The AP's Ron Fournier asserted in a 2007 essay that reporters must "[w]rite with authority" and that "[t]he AP's hard-earned reputation for fairness and nonpartisanship must not be used as an excuse for fuzzy language when a clear voice is demanded." But Fournier apparently did not follow his own prescription for clarity and candor in responding to a report that he told Karl Rove to "[k]eep up the fight" following the death of Pat Tillman in 2004.
A July 14 proposed House Oversight and Government Reform committee report stated that, in the wake of the death of former pro football player and Army Cpl. Pat Tillman in Afghanistan in April 2004, then-White House senior adviser Karl Rove asked Ron Fournier, then a reporter for the AP, and now its acting Washington bureau chief: "How does our country continue to produce men and women like [Tillman]?" As noted by the TPM Muckraker blog, according to the report, Fournier replied, "The Lord creates men and women like this all over the world. But only the great and free countries allow them to flourish. Keep up the fight." In an article about the congressional report, the AP reported that Fournier said the following:
I was an AP political reporter at the time of the 2004 e-mail exchange, and was interacting with a source, a top aide to the president, in the course of following an important and compelling story. I regret the breezy nature of the correspondence.
Fournier apparently offered no explanation for his statement to Rove to"[k]eep up the fight."

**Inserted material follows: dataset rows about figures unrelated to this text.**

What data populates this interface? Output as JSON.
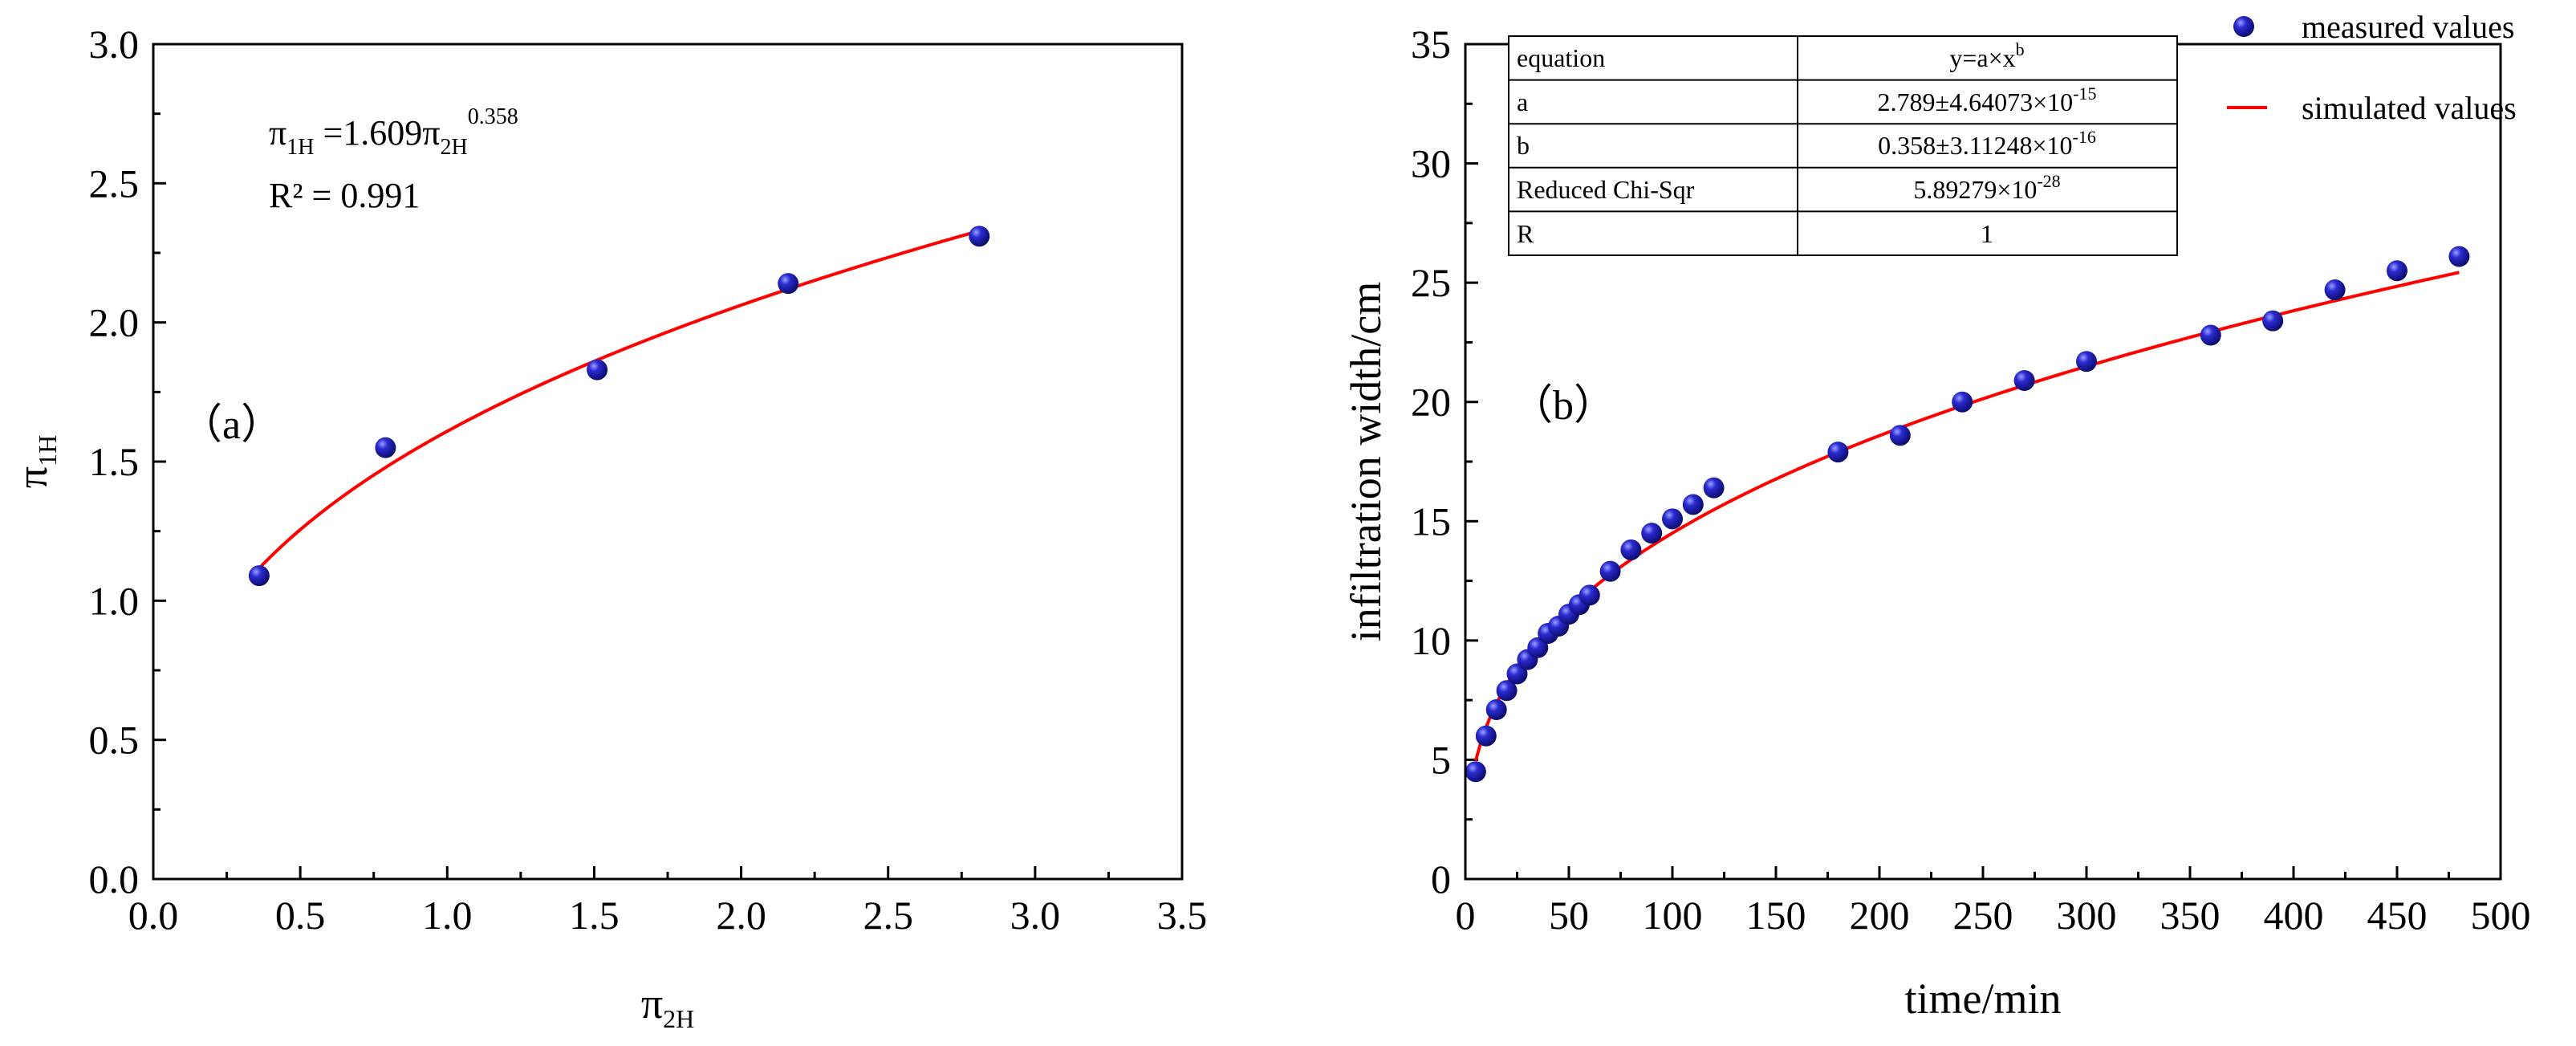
{
  "colors": {
    "marker": "#1f1f9e",
    "fit_line": "#ff0000",
    "axis": "#000000"
  },
  "chart_data": [
    {
      "type": "scatter",
      "panel_label": "（a）",
      "xlabel_main": "π",
      "xlabel_sub": "2H",
      "ylabel_main": "π",
      "ylabel_sub": "1H",
      "xlim": [
        0,
        3.5
      ],
      "ylim": [
        0,
        3.0
      ],
      "xticks": [
        "0.0",
        "0.5",
        "1.0",
        "1.5",
        "2.0",
        "2.5",
        "3.0",
        "3.5"
      ],
      "yticks": [
        "0.0",
        "0.5",
        "1.0",
        "1.5",
        "2.0",
        "2.5",
        "3.0"
      ],
      "series": [
        {
          "name": "measured",
          "x": [
            0.36,
            0.79,
            1.51,
            2.16,
            2.81
          ],
          "y": [
            1.09,
            1.55,
            1.83,
            2.14,
            2.31
          ]
        }
      ],
      "fit": {
        "a": 1.609,
        "b": 0.358,
        "x_range": [
          0.36,
          2.81
        ]
      },
      "equation": {
        "lhs_main": "π",
        "lhs_sub": "1H",
        "eq_coef": " =1.609π",
        "rhs_sub": "2H",
        "exponent": "0.358",
        "r2": "R² = 0.991"
      }
    },
    {
      "type": "scatter",
      "panel_label": "（b）",
      "xlabel": "time/min",
      "ylabel": "infiltration width/cm",
      "xlim": [
        0,
        500
      ],
      "ylim": [
        0,
        35
      ],
      "xticks": [
        "0",
        "50",
        "100",
        "150",
        "200",
        "250",
        "300",
        "350",
        "400",
        "450",
        "500"
      ],
      "yticks": [
        "0",
        "5",
        "10",
        "15",
        "20",
        "25",
        "30",
        "35"
      ],
      "series": [
        {
          "name": "measured values",
          "x": [
            5,
            10,
            15,
            20,
            25,
            30,
            35,
            40,
            45,
            50,
            55,
            60,
            70,
            80,
            90,
            100,
            110,
            120,
            180,
            210,
            240,
            270,
            300,
            360,
            390,
            420,
            450,
            480
          ],
          "y": [
            4.5,
            6.0,
            7.1,
            7.9,
            8.6,
            9.2,
            9.7,
            10.3,
            10.6,
            11.1,
            11.5,
            11.9,
            12.9,
            13.8,
            14.5,
            15.1,
            15.7,
            16.4,
            17.9,
            18.6,
            20.0,
            20.9,
            21.7,
            22.8,
            23.4,
            24.7,
            25.5,
            26.1
          ]
        },
        {
          "name": "simulated values",
          "fit": {
            "a": 2.789,
            "b": 0.358,
            "x_range": [
              5,
              480
            ]
          }
        }
      ],
      "legend": {
        "measured": "measured values",
        "simulated": "simulated values"
      },
      "table": {
        "rows": [
          {
            "label": "equation",
            "value": "y=a×x",
            "sup": "b"
          },
          {
            "label": "a",
            "value": "2.789±4.64073×10",
            "sup": "-15"
          },
          {
            "label": "b",
            "value": "0.358±3.11248×10",
            "sup": "-16"
          },
          {
            "label": "Reduced Chi-Sqr",
            "value": "5.89279×10",
            "sup": "-28"
          },
          {
            "label": "R",
            "value": "1",
            "sup": ""
          }
        ]
      }
    }
  ]
}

In a June 2007 essay in the AP's internal newsletter on how to fulfill reporters' "obligation" to "hold public officials accountable," Fournier wrote that "[w]e can and we must not only tell people what happened in politics today, but why it happened; what it might mean for our readers and their families and what it might reveal about the people who presume to be our leaders." In the essay, titled "Accountability Journalism: Liberating reporters and the truth," he stated that AP journalists should "[w]rite with authority," explaining that "[t]he AP's hard-earned reputation for fairness and nonpartisanship must not be used as an excuse for fuzzy language when a clear voice is demanded nor should it force us to give both sides of a story equal play when one side is plainly wrong." He continued:
Shortly after Katrina struck, I dutifully reported that President Bush had said nobody anticipated the breach of the levees. In fact, many experts had predicted a major storm would bust New Orleans' flood-control barriers. In the past, that's all I would have written; readers would get both sides of the story and then be expected to draw their own conclusion. This time, I went a step further and simply wrote: He was wrong." Why not? Why force the readers to read between carefully parsed lines when the facts are clear? Why not just get to the point? The president of the United States was wrong. The governor lied. The congressman broke his promise. The preacher, the CEO, the banker, the coach, or whomever, failed. Don't mince words. John Dowling put it this way in a note to me: "We can write with authority when we've got the facts that let us say unequivocally what happened. Too often we depend on the government and its critics to tell us what happened, and we end up with he said/she said stories that never get to the bottom line. [no closing quote in original]
From the proposed House Oversight and Government Reform committee report, which has not been voted on by the committee (footnotes omitted):
Several high-level staff members of President Bush's reelection campaign contacted White House officials to suggest public responses to Corporal Tillman's death. Matthew Dowd, the campaign's chief strategist, sent an e-mail to Mr. Bartlett, writing, "You hear about pat tilman? Potus should call his family or go to Arizona or his hometown."
Mark McKinnon, the campaign's media advisor, also e-mailed Mr. Bartlett, saying: "Realize President really shouldn't do anything that he hasn't done for any other soldier killed in the military, but certainly think he could say something about he exemplifies the ultimate in humility, heroism and sacrifice."
Commentators and reporters contacted the White House to offer advice. For example, Wall Street Journal columnist Peggy Noonan e-mailed the White House's Director of Strategic Initiatives, Peter Wehner, recommending that he "find out what faith Tillman practiced and have the president go by that church and light a candle or say a prayer." Karl Rove exchanged e-mails about Pat Tillman with Associated Press reporter Ron Fournier, under the subject line "H-E-R-O." In response to Mr. Fournier's e-mail, Mr. Rove asked, "How does our country continue to produce men and women like this," to which Mr. Fournier replied, "The Lord creates men and women like this all over the world. But only the great and free countries allow them to flourish. Keep up the fight."
In total, the White House staff sent or received nearly 200 e-mails relating to Corporal Tillman's death on April 23, 2004.